LangGraph vs Pydantic AI
A side-by-side comparison of capabilities, autonomy, integrations, and pricing to help you choose.
Short answer: choose LangGraph if you want low-level framework for stateful, durable, graph-based llm agents (Supervised agent, freemium); choose Pydantic AI if you want type-safe python framework for building production ai agents (Supervised agent, free).
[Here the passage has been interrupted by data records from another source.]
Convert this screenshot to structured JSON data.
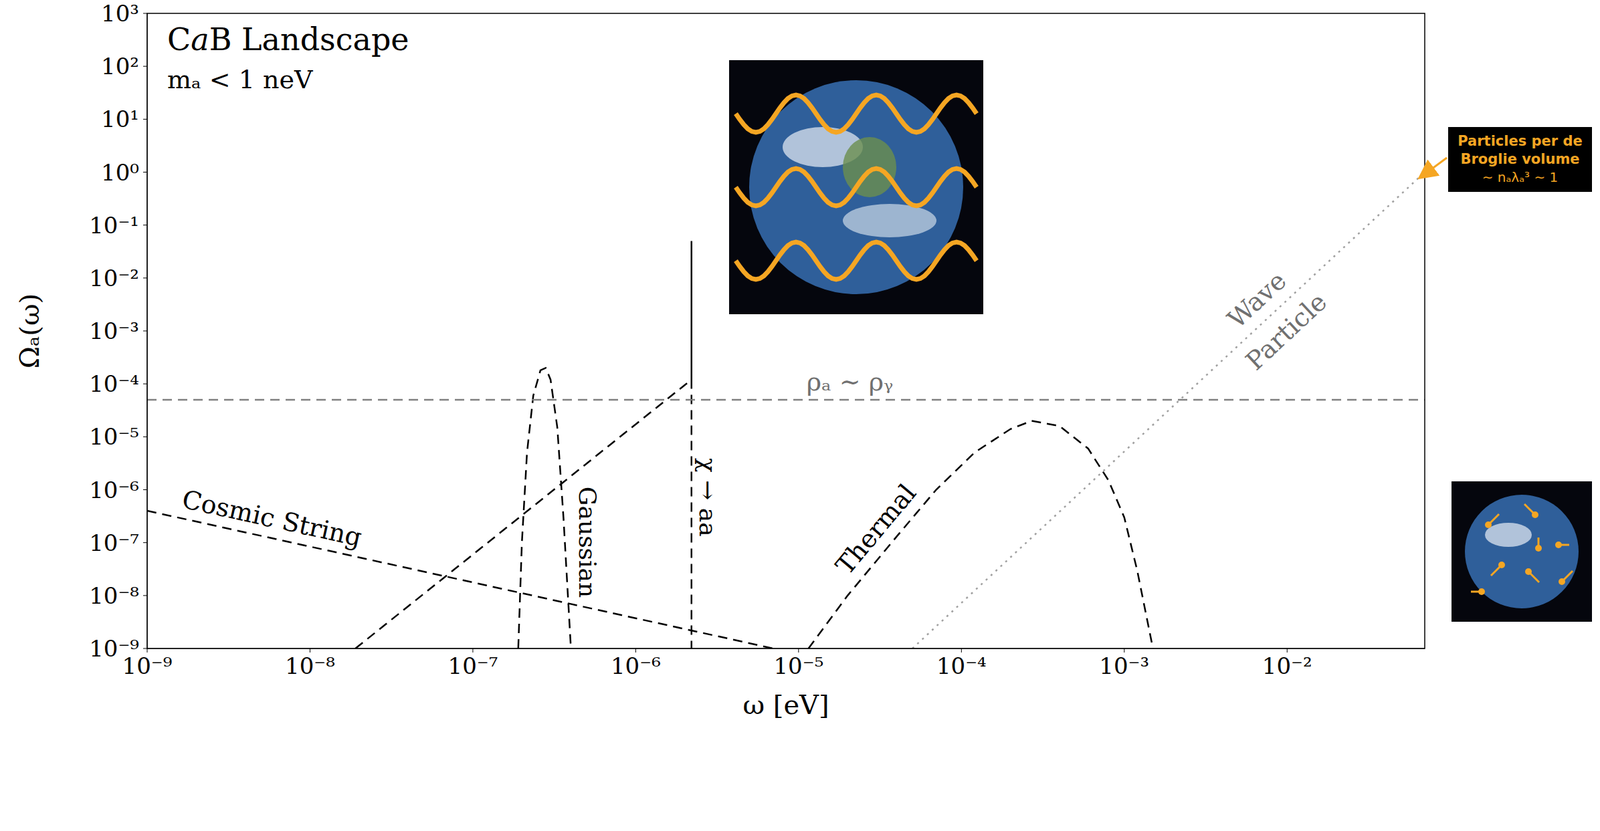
{
  "chart_data": {
    "type": "line",
    "title": "CaB Landscape",
    "subtitle": "mₐ < 1 neV",
    "x_label": "ω [eV]",
    "y_label": "Ωₐ(ω)",
    "log": true,
    "xlim": [
      1e-09,
      0.07
    ],
    "ylim": [
      1e-09,
      1000
    ],
    "xticks": [
      {
        "value": 1e-09,
        "label": "10⁻⁹"
      },
      {
        "value": 1e-08,
        "label": "10⁻⁸"
      },
      {
        "value": 1e-07,
        "label": "10⁻⁷"
      },
      {
        "value": 1e-06,
        "label": "10⁻⁶"
      },
      {
        "value": 1e-05,
        "label": "10⁻⁵"
      },
      {
        "value": 0.0001,
        "label": "10⁻⁴"
      },
      {
        "value": 0.001,
        "label": "10⁻³"
      },
      {
        "value": 0.01,
        "label": "10⁻²"
      }
    ],
    "yticks": [
      {
        "value": 1e-09,
        "label": "10⁻⁹"
      },
      {
        "value": 1e-08,
        "label": "10⁻⁸"
      },
      {
        "value": 1e-07,
        "label": "10⁻⁷"
      },
      {
        "value": 1e-06,
        "label": "10⁻⁶"
      },
      {
        "value": 1e-05,
        "label": "10⁻⁵"
      },
      {
        "value": 0.0001,
        "label": "10⁻⁴"
      },
      {
        "value": 0.001,
        "label": "10⁻³"
      },
      {
        "value": 0.01,
        "label": "10⁻²"
      },
      {
        "value": 0.1,
        "label": "10⁻¹"
      },
      {
        "value": 1,
        "label": "10⁰"
      },
      {
        "value": 10,
        "label": "10¹"
      },
      {
        "value": 100,
        "label": "10²"
      },
      {
        "value": 1000,
        "label": "10³"
      }
    ],
    "series": [
      {
        "name": "Cosmic String",
        "color": "#000000",
        "line_style": "dashed",
        "x": [
          1e-09,
          7e-06
        ],
        "values": [
          4e-07,
          1e-09
        ]
      },
      {
        "name": "χ → aa",
        "color": "#000000",
        "line_style": "dashed",
        "x": [
          1.9e-08,
          2.2e-06,
          2.2e-06,
          2.2e-06
        ],
        "values": [
          1e-09,
          0.00012,
          0.05,
          1e-09
        ]
      },
      {
        "name": "Gaussian",
        "color": "#000000",
        "line_style": "dashed",
        "x": [
          1.9e-07,
          2e-07,
          2.15e-07,
          2.35e-07,
          2.6e-07,
          2.8e-07,
          3e-07,
          3.3e-07,
          3.6e-07,
          4e-07
        ],
        "values": [
          1e-09,
          1e-07,
          5e-06,
          6e-05,
          0.00018,
          0.0002,
          0.00012,
          1.5e-05,
          3e-07,
          1e-09
        ]
      },
      {
        "name": "Thermal",
        "color": "#000000",
        "line_style": "dashed",
        "x": [
          1.15e-05,
          2e-05,
          4e-05,
          7e-05,
          0.00012,
          0.0002,
          0.00027,
          0.0004,
          0.0006,
          0.0008,
          0.001,
          0.0012,
          0.0015
        ],
        "values": [
          1e-09,
          1e-08,
          1.3e-07,
          1e-06,
          5e-06,
          1.4e-05,
          2e-05,
          1.6e-05,
          6e-06,
          1.5e-06,
          3e-07,
          3e-08,
          1e-09
        ]
      },
      {
        "name": "ρₐ ∼ ρᵧ",
        "color": "#808080",
        "line_style": "dashed",
        "x": [
          1e-09,
          0.07
        ],
        "values": [
          5e-05,
          5e-05
        ]
      },
      {
        "labels": [
          "Wave",
          "Particle"
        ],
        "color": "#a0a0a0",
        "line_style": "dotted",
        "x": [
          5e-05,
          0.07
        ],
        "values": [
          1e-09,
          1
        ]
      }
    ],
    "annotation": {
      "text": "Particles per de Broglie volume",
      "formula": "∼ nₐλₐ³ ∼ 1",
      "color": "#f5a623"
    }
  }
}
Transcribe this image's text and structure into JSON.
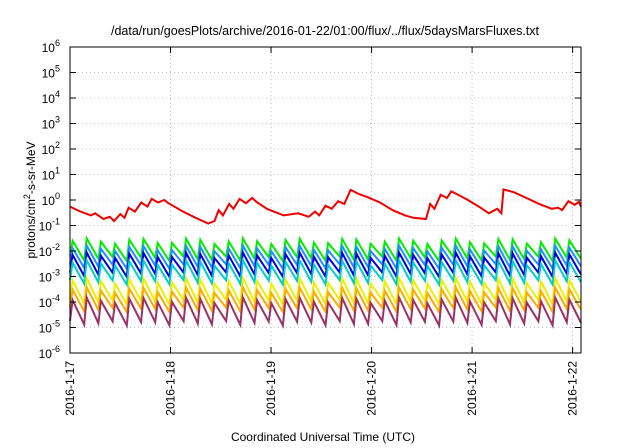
{
  "chart_data": {
    "type": "line",
    "title": "/data/run/goesPlots/archive/2016-01-22/01:00/flux/../flux/5daysMarsFluxes.txt",
    "xlabel": "Coordinated Universal Time (UTC)",
    "ylabel_parts": [
      "protons/cm",
      "2",
      "-s-sr-MeV"
    ],
    "y_scale": "log",
    "ylim": [
      1e-06,
      1000000.0
    ],
    "xlim": [
      "2016-01-17T00:00",
      "2016-01-22T02:00"
    ],
    "grid": true,
    "legend": "none",
    "x_ticks": [
      {
        "date": "2016-01-17",
        "label": "2016-1-17"
      },
      {
        "date": "2016-01-18",
        "label": "2016-1-18"
      },
      {
        "date": "2016-01-19",
        "label": "2016-1-19"
      },
      {
        "date": "2016-01-20",
        "label": "2016-1-20"
      },
      {
        "date": "2016-01-21",
        "label": "2016-1-21"
      },
      {
        "date": "2016-01-22",
        "label": "2016-1-22"
      }
    ],
    "y_ticks": [
      {
        "exp": "6"
      },
      {
        "exp": "5"
      },
      {
        "exp": "4"
      },
      {
        "exp": "3"
      },
      {
        "exp": "2"
      },
      {
        "exp": "1"
      },
      {
        "exp": "0"
      },
      {
        "exp": "-1"
      },
      {
        "exp": "-2"
      },
      {
        "exp": "-3"
      },
      {
        "exp": "-4"
      },
      {
        "exp": "-5"
      },
      {
        "exp": "-6"
      }
    ],
    "series": [
      {
        "color": "#ee0000",
        "width": 2,
        "points": [
          [
            "2016-01-17T00:00",
            0.55
          ],
          [
            "2016-01-17T02:30",
            0.35
          ],
          [
            "2016-01-17T05:00",
            0.25
          ],
          [
            "2016-01-17T06:00",
            0.3
          ],
          [
            "2016-01-17T08:00",
            0.18
          ],
          [
            "2016-01-17T09:30",
            0.22
          ],
          [
            "2016-01-17T10:30",
            0.15
          ],
          [
            "2016-01-17T12:00",
            0.28
          ],
          [
            "2016-01-17T13:00",
            0.2
          ],
          [
            "2016-01-17T14:00",
            0.5
          ],
          [
            "2016-01-17T15:30",
            0.35
          ],
          [
            "2016-01-17T17:00",
            0.8
          ],
          [
            "2016-01-17T18:30",
            0.55
          ],
          [
            "2016-01-17T19:30",
            1.1
          ],
          [
            "2016-01-17T21:00",
            0.8
          ],
          [
            "2016-01-17T22:30",
            1.0
          ],
          [
            "2016-01-17T23:30",
            0.75
          ],
          [
            "2016-01-18T03:00",
            0.35
          ],
          [
            "2016-01-18T06:00",
            0.2
          ],
          [
            "2016-01-18T09:00",
            0.12
          ],
          [
            "2016-01-18T10:30",
            0.15
          ],
          [
            "2016-01-18T11:30",
            0.4
          ],
          [
            "2016-01-18T12:30",
            0.25
          ],
          [
            "2016-01-18T14:00",
            0.7
          ],
          [
            "2016-01-18T15:00",
            0.45
          ],
          [
            "2016-01-18T16:30",
            1.1
          ],
          [
            "2016-01-18T18:00",
            0.75
          ],
          [
            "2016-01-18T19:30",
            1.2
          ],
          [
            "2016-01-18T20:30",
            0.85
          ],
          [
            "2016-01-18T23:00",
            0.45
          ],
          [
            "2016-01-19T03:00",
            0.25
          ],
          [
            "2016-01-19T06:30",
            0.3
          ],
          [
            "2016-01-19T09:00",
            0.22
          ],
          [
            "2016-01-19T10:30",
            0.35
          ],
          [
            "2016-01-19T11:30",
            0.25
          ],
          [
            "2016-01-19T13:00",
            0.6
          ],
          [
            "2016-01-19T14:30",
            0.45
          ],
          [
            "2016-01-19T16:00",
            0.9
          ],
          [
            "2016-01-19T17:30",
            0.7
          ],
          [
            "2016-01-19T19:00",
            2.5
          ],
          [
            "2016-01-19T21:00",
            1.7
          ],
          [
            "2016-01-19T23:00",
            1.3
          ],
          [
            "2016-01-20T02:00",
            0.8
          ],
          [
            "2016-01-20T05:00",
            0.4
          ],
          [
            "2016-01-20T08:00",
            0.25
          ],
          [
            "2016-01-20T10:00",
            0.2
          ],
          [
            "2016-01-20T13:00",
            0.18
          ],
          [
            "2016-01-20T14:00",
            0.7
          ],
          [
            "2016-01-20T15:00",
            0.45
          ],
          [
            "2016-01-20T16:30",
            1.6
          ],
          [
            "2016-01-20T18:00",
            1.2
          ],
          [
            "2016-01-20T19:00",
            2.2
          ],
          [
            "2016-01-20T21:00",
            1.5
          ],
          [
            "2016-01-20T23:00",
            1.0
          ],
          [
            "2016-01-21T02:00",
            0.5
          ],
          [
            "2016-01-21T04:00",
            0.3
          ],
          [
            "2016-01-21T06:00",
            0.45
          ],
          [
            "2016-01-21T07:00",
            0.3
          ],
          [
            "2016-01-21T07:30",
            2.6
          ],
          [
            "2016-01-21T10:00",
            2.0
          ],
          [
            "2016-01-21T13:00",
            1.2
          ],
          [
            "2016-01-21T16:00",
            0.7
          ],
          [
            "2016-01-21T19:00",
            0.45
          ],
          [
            "2016-01-21T20:30",
            0.5
          ],
          [
            "2016-01-21T21:30",
            0.4
          ],
          [
            "2016-01-21T23:00",
            0.9
          ],
          [
            "2016-01-22T00:30",
            0.65
          ],
          [
            "2016-01-22T01:30",
            0.85
          ],
          [
            "2016-01-22T02:00",
            0.55
          ]
        ]
      },
      {
        "color": "#00ee00",
        "width": 2,
        "cycles": 36,
        "low": 0.005,
        "high": 0.025
      },
      {
        "color": "#1e90ff",
        "width": 2,
        "cycles": 36,
        "low": 0.0025,
        "high": 0.013
      },
      {
        "color": "#0000dd",
        "width": 2,
        "cycles": 36,
        "low": 0.0012,
        "high": 0.007
      },
      {
        "color": "#00cdcd",
        "width": 2,
        "cycles": 36,
        "low": 0.0006,
        "high": 0.0035
      },
      {
        "color": "#eeee00",
        "width": 2,
        "cycles": 36,
        "low": 0.0001,
        "high": 0.0007
      },
      {
        "color": "#ffaa00",
        "width": 2,
        "cycles": 36,
        "low": 5e-05,
        "high": 0.0003
      },
      {
        "color": "#993366",
        "width": 2,
        "cycles": 36,
        "low": 1.5e-05,
        "high": 0.00012
      }
    ]
  }
}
| LangGraph | Pydantic AI | |
|---|---|---|
| What it is | Low-level framework for stateful, durable, graph-based LLM agents | Type-safe Python framework for building production AI agents |
| Type | framework | framework |
| Autonomy | Supervised agent | Supervised agent |
| Pricing | freemium · Framework free (MIT); LangGraph Platform via LangSmith (free Developer tier) | free · Free (open source; pay underlying model usage) |
| Best for | developers, enterprise, mid-market | developers |
| Deployment | self-hosted, api, saas | self-hosted, api |
| Modalities | text, code, api | text, code, api |
| Models | model-agnostic, gpt, claude, gemini, open-source | model-agnostic |
| Protocols | function-calling, mcp, rest-api | mcp, function-calling, rest-api |
| Integrations | OpenAI, Anthropic, Google, AWS Bedrock, LangSmith | OpenAI, Anthropic, Google Gemini, Mistral, Amazon Bedrock, Ollama |
| Capabilities | 4 documented | 3 documented |
LangGraph
- +Explicit graph model makes complex agent control flow (loops, branching, multi-agent routing) inspectable and controllable
- +Production-grade primitives: durable execution, checkpointing/time-travel, and first-class human-in-the-loop interrupts
- +Open source and model-agnostic, with a hosted LangGraph Platform and LangSmith observability for deployment
- -Lower-level and more verbose than higher-level agent libraries; a steeper learning curve
- -Framework, not a product: autonomy and quality depend entirely on what the developer builds
Pydantic AI
- +Strong type safety and schema-validated outputs from the Pydantic team
- +Built-in reflection and self-correction on invalid output
- +Model-agnostic across most major providers; integrates with Logfire observability
- -Python-only
- -A framework, not a product: you build, host, and secure your agents
Which should you choose?
LangGraph is low-level framework for stateful, durable, graph-based llm agents, best for developers, enterprise, mid-market. Pydantic AI is type-safe python framework for building production ai agents, best for developers. The right choice depends on the autonomy level you want, your existing integrations, and your budget, all compared above.